As usual, I am interested in InnoDB-related bugs:
  • Bug #91861 - "The buf_LRU_free_page function may leak some memory in a particular scenario". This is a very interesting bug report about the memory leak that happens when tables are compressed. It shows how to use memory instrumentation in performance_schema to pinpoint the leak. This bug report is still "Open".
  • Bug #91630 - "stack-use-after-scope in innobase_convert_identifier() detected by ASan". Yura Sorokin from Percona had not only reported this problem, but also contributed a patch.
  • Bug #91120 - "MySQL8.0.11: ibdata1 file size can't be more than 4G". Why nobody tries to do anything about this "Verified" bug reported 2 months ago?
  • Bug #91048 - "ut_basename_noext now dead code". This was reported by Laurynas Biveinis.
Replication problems are also important to know about:
  • Bug #91744 - "START SLAVE UNTIL going further than it should." This scary bug in cyclic replication setup was reported by  Jean-François Gagné 2 weeks ago and is still "Open" at the moment.
  • Bug #91633 - "Replication failure (errno 1399) on update in XA tx after deadlock". On top of all other problems with XA transactions we have in MySQL, it seems that replication may break upon executing a row update immediately after a forced transaction rollback due to a deadlock being detected while in an XA transaction.

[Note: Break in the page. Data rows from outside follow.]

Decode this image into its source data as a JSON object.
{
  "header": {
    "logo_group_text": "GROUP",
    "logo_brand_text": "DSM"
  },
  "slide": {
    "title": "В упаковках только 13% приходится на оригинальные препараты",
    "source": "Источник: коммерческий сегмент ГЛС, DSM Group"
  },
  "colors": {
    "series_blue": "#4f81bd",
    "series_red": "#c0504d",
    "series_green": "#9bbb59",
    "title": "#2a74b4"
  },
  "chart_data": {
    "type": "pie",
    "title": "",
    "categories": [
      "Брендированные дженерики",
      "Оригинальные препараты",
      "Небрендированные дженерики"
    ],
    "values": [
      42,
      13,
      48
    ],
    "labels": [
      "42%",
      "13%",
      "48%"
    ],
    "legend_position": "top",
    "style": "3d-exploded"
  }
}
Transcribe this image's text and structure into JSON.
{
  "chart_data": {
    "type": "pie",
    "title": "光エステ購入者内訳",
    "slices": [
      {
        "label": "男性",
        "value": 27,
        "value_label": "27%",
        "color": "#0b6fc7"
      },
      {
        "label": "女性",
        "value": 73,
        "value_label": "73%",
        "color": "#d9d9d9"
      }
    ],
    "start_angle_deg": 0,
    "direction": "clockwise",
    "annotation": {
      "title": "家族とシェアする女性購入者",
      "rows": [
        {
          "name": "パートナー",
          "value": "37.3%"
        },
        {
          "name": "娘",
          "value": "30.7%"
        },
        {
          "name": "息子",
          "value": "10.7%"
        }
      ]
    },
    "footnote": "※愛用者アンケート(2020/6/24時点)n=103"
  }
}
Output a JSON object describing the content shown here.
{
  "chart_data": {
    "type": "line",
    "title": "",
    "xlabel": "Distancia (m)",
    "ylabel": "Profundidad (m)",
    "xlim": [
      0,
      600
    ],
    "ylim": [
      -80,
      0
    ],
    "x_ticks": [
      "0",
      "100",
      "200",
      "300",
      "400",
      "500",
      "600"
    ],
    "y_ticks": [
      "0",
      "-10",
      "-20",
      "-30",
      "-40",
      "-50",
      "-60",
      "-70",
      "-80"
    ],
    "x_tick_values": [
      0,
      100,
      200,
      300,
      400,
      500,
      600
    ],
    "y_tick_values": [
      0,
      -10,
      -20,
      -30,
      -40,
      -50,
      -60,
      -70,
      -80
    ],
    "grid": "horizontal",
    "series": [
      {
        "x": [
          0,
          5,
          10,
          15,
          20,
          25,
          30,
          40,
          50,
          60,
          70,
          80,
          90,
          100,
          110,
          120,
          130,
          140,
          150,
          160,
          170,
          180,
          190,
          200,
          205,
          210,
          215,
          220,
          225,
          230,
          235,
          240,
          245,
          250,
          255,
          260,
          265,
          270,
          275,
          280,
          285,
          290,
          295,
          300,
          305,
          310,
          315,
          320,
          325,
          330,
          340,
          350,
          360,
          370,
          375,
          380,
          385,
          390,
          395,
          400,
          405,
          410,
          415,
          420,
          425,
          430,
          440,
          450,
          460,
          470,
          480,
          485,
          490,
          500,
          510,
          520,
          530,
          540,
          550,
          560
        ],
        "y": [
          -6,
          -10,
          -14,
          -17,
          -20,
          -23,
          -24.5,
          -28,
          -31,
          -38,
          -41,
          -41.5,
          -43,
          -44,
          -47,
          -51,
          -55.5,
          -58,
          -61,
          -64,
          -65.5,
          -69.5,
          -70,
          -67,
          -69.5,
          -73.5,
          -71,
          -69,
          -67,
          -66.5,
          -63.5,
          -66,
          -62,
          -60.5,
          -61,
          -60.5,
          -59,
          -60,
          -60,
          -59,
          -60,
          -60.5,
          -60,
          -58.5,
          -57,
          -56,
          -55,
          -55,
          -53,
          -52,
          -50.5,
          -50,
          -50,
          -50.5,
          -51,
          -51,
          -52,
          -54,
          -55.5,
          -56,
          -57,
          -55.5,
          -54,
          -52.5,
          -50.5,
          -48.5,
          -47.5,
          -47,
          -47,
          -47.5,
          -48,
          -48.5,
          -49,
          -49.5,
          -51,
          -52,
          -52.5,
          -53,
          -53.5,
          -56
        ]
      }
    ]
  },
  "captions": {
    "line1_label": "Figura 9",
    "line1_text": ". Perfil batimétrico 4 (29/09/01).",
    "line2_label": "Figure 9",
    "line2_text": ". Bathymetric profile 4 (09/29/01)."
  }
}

Some optimizer bugs also caught my attention:
  • Bug #91486 - "Wrong column type , view , binary". We have a "Verified" regression bug here without a "regression" tag or exact versions checked. Well done, Sinisa Milivojevic!
  • Bug #91386 - "Index for group-by is not used with primary key for SELECT COUNT(DISTINCT a)". Yet another case where a well known bug reporter, Monty Solomon, had  to apply enormous efforts to get it "Verified" as a feature request.
  • Bug #91139 - "use index dives less often". A "Verified" feature request from Mark Callaghan.
The last but not the least, documentation bugs. We have one today (assuming I do not care that much about group replication):
  • Bug #91074 - "INSTANT add column undocumented". It was reported by my former colleague in Percona, Jaime Crespo. The bug is still "Verified" as of now, but since MySQL 8.0.12 release I think it's no longer valid. I see a lot of related details here, for example. But nobody cares to close this bug properly and provide the links to manual that were previously missing.
That's all for today, folks! Stay tuned.